Archive for July, 2009

Here is a little bit about Helios, the coffee shop where I last worked behind the counter as a Barista before working on the roasting company side of things.

The Aurelia’s Temperature- now i get it

Nuova Simonelli has done two things really well.  They managed to make a “Temperature Stable” heat exchange espresso machine.  The Aurelia is so good about hitting a consistent brew temperature that it passed the WBC technical specifications and practical testing.  The other thing they have done well has been to keep their web site and marketing material elusive enough about what keeps the Aurelia temperature stable as to make it actually hard work to find out exactly how it functions.  From the web site I was able to gather a handful of slightly misleading information (I do not think it was intentionally so), and anecdotal information that I gathered from industry insiders alluded to the finesse of the “heat exchange environment”; double speak.

Tommy Galagher, Counter Culture Coffee’s full time NYC equipment technician, and I spent a little time with Lou Barba,  N.S. East region sales rep, and drilled him about the Aurelias plumbing.  This was a very illuminating conversation that answered the questions that have been gnawing at me for quite some time.

When I had first blogged about the mysteries of temperature stability in the Aurelia, I had to speculate and extrapolated from the scant information disclosed on the N.S. web site.  My misinterpretation lead me to the conclusion that there was a large reservoir of water in the group head itself that served to mix super heated HX water with cooled water at just the right ratios to get a good brewing temp each time.  It turn out the is no “reservoir” in the group head.  I believe that the web site wording was simply referring to the heat exchange chamber itself.  But there is mixing of hot and cold water in the group head.

Here is what happens.

-Cold water from the inlet passes through a brass restrictor (Gicleur valve) before entering the heat exchange.  Because it is cold, the valve will not accumulate calcium and lime deposits as readily as hot restrictors of the same material.  This slows down the passage of water through the whole system, but maintains the pump pressure.   This also accounts for some of the Aurelia’s soft infusion.

-Some of the cold water bypasses the heat exchange and is routed directly to the group head where it passes through another Gicleur valve.

-The rest of the cold water passes through the heat exchange, and it is super heated to a temperature above the boiling point.   Set your steam pressure higher and HX water gets hotter, set the steam pressure lower and it goes down.

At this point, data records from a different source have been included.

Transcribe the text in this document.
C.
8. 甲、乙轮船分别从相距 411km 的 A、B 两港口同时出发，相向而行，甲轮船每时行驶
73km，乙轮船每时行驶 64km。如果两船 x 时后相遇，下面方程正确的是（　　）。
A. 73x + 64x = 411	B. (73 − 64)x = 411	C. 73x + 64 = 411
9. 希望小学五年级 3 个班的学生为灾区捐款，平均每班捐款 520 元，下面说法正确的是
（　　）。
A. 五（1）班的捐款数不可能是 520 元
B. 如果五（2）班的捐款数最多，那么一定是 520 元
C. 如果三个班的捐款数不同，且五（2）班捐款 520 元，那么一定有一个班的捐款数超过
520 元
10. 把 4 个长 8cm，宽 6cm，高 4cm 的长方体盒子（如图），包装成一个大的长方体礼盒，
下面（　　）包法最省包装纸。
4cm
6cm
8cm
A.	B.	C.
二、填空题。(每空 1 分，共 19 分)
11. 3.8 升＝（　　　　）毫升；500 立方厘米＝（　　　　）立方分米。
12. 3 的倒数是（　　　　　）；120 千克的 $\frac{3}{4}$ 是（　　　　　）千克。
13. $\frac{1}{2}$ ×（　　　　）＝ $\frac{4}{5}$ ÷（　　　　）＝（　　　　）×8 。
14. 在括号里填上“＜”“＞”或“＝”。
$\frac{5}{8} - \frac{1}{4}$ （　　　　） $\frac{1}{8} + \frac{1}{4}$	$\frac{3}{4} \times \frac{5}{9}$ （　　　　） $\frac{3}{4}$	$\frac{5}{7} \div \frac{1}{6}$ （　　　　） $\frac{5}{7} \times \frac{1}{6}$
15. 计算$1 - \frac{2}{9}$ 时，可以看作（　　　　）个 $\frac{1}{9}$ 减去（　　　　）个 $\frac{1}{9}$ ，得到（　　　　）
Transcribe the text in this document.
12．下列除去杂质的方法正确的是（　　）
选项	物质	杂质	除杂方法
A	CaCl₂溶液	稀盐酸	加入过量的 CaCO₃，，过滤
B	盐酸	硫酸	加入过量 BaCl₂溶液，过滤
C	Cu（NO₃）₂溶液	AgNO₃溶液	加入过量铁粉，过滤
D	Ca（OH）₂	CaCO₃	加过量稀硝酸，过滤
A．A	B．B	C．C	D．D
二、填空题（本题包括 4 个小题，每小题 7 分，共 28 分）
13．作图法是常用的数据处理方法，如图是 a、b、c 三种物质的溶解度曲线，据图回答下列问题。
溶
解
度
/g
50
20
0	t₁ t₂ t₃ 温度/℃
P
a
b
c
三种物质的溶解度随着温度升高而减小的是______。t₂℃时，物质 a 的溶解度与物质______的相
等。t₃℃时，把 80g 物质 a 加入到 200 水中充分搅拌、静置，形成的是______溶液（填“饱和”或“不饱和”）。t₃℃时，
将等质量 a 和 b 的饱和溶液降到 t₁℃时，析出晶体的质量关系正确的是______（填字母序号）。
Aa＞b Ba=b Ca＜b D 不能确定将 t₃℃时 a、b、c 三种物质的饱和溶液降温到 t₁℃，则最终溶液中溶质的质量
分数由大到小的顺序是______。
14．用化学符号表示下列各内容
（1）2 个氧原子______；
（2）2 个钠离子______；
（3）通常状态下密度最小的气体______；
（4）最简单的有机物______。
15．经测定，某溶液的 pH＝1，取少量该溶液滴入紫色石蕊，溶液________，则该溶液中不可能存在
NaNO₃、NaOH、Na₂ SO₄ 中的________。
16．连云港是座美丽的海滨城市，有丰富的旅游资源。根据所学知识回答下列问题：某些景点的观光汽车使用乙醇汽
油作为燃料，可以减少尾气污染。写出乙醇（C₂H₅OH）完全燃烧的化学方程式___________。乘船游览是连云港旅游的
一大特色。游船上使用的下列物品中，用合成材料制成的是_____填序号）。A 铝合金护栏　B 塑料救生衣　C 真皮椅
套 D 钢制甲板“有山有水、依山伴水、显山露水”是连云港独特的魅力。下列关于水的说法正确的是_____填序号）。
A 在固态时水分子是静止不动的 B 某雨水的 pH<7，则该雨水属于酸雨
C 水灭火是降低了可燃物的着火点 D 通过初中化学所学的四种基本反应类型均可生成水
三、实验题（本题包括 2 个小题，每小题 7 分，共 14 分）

-The super heated HX water will always be the same temperature so long as you do not loose steam pressure and you do not flush large amounts of water through the group head.  The flushing will introduce new cold water into the HX and will take a little time to super heat it again.  Tip for the Barista, alternate drawing shots on one group, then the next, to keep each individual HX at it’s hottest at all times.

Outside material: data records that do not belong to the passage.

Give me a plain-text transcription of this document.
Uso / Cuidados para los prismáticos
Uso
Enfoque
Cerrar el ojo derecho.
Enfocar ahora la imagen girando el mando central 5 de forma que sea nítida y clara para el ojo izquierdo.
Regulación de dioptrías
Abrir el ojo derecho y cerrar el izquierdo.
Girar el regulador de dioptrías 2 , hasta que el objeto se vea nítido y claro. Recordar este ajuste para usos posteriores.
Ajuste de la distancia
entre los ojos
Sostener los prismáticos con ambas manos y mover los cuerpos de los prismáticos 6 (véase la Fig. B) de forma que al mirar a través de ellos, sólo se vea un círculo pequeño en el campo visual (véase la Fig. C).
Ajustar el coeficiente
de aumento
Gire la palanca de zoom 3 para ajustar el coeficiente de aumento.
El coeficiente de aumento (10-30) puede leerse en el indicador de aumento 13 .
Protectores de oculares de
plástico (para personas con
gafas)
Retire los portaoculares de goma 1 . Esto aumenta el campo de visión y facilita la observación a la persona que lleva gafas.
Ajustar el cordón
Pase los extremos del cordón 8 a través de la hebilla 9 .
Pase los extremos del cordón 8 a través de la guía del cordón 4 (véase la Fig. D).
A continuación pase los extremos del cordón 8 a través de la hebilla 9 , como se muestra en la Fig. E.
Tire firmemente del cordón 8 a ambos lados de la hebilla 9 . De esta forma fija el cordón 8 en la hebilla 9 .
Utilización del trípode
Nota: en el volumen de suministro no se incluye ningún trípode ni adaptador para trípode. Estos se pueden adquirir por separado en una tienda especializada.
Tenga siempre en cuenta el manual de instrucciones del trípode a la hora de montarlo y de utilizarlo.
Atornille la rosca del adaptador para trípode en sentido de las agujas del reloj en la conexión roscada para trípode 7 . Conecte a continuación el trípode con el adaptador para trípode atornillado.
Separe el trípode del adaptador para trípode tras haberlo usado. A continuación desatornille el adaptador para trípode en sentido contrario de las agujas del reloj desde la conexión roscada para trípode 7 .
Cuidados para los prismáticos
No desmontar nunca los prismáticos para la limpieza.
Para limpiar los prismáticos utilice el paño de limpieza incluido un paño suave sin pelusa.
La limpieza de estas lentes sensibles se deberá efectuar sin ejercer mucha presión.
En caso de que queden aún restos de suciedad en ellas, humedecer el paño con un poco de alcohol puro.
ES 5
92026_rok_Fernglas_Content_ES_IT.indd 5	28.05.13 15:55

-Super heated water goes to the group head and passes it’s own Gicleur.  The two group Gicleurs can be fitted with the different orifice sizes, ranging from .4-.6mm (if I remember correctly), to mix different amounts of hot and cold.  This is how you can set your final brew temperature.  N.S. recommends a short two second flush before drawing a shot.  This will bring in enough brew temperature water to pre-heat the group head without cooling off the HX.

-The hot and cold water blend is injected at an angle into a small cavity within the dispersion block where it swirls in a circular motion to blend thruroughly before passing through the dispersion screen.  Some blend water passes into the pre-infusion chamber.  This water is released onto the puck of coffee just before the full pump presure is reached inside the basket.

Cold water is blue, super hot water is red, brew temperature water is purple

Cold water is blue, super hot water is red, brew temperature water is purple

My first Scace test on an Aurelia, which I wrote about last year, gave me the impression that Aurelias are just like any traditional heat exchange machine.  The brew water was super heated and too hot for espresso.  It cooled with continuous flushing to achieve the desiered temperature.  That particular machine was assembled and shipped to the US long before the competition spec machines had been refined and tweeked.  I believe that this older machine had the steam presure set high (raising the super heated temp), and did not have very restrictive Gicleurs.  The larger valves would let the water pass much quicker through the system, allowing the HX water to fluctuate greatly in it’s temperature range.  With lower steam presure and smaller Gicleurs, I think older machine could be set hit just as stable and acceptable of a brewing temperatures as the competition machines.

I find the same basic configuration of mixing cold and hot water at the group head in my old E-91 Faema.  The technology is not that new.  The finesse is in mixing very precise quanities of hot and cold, and the ability to control the steam pressure (now using PID algorythms in the new competition spec Aurelias).  The Solution is simple and elegant.  Sorry if made the Aurelias sound less then crafty in my first post about them.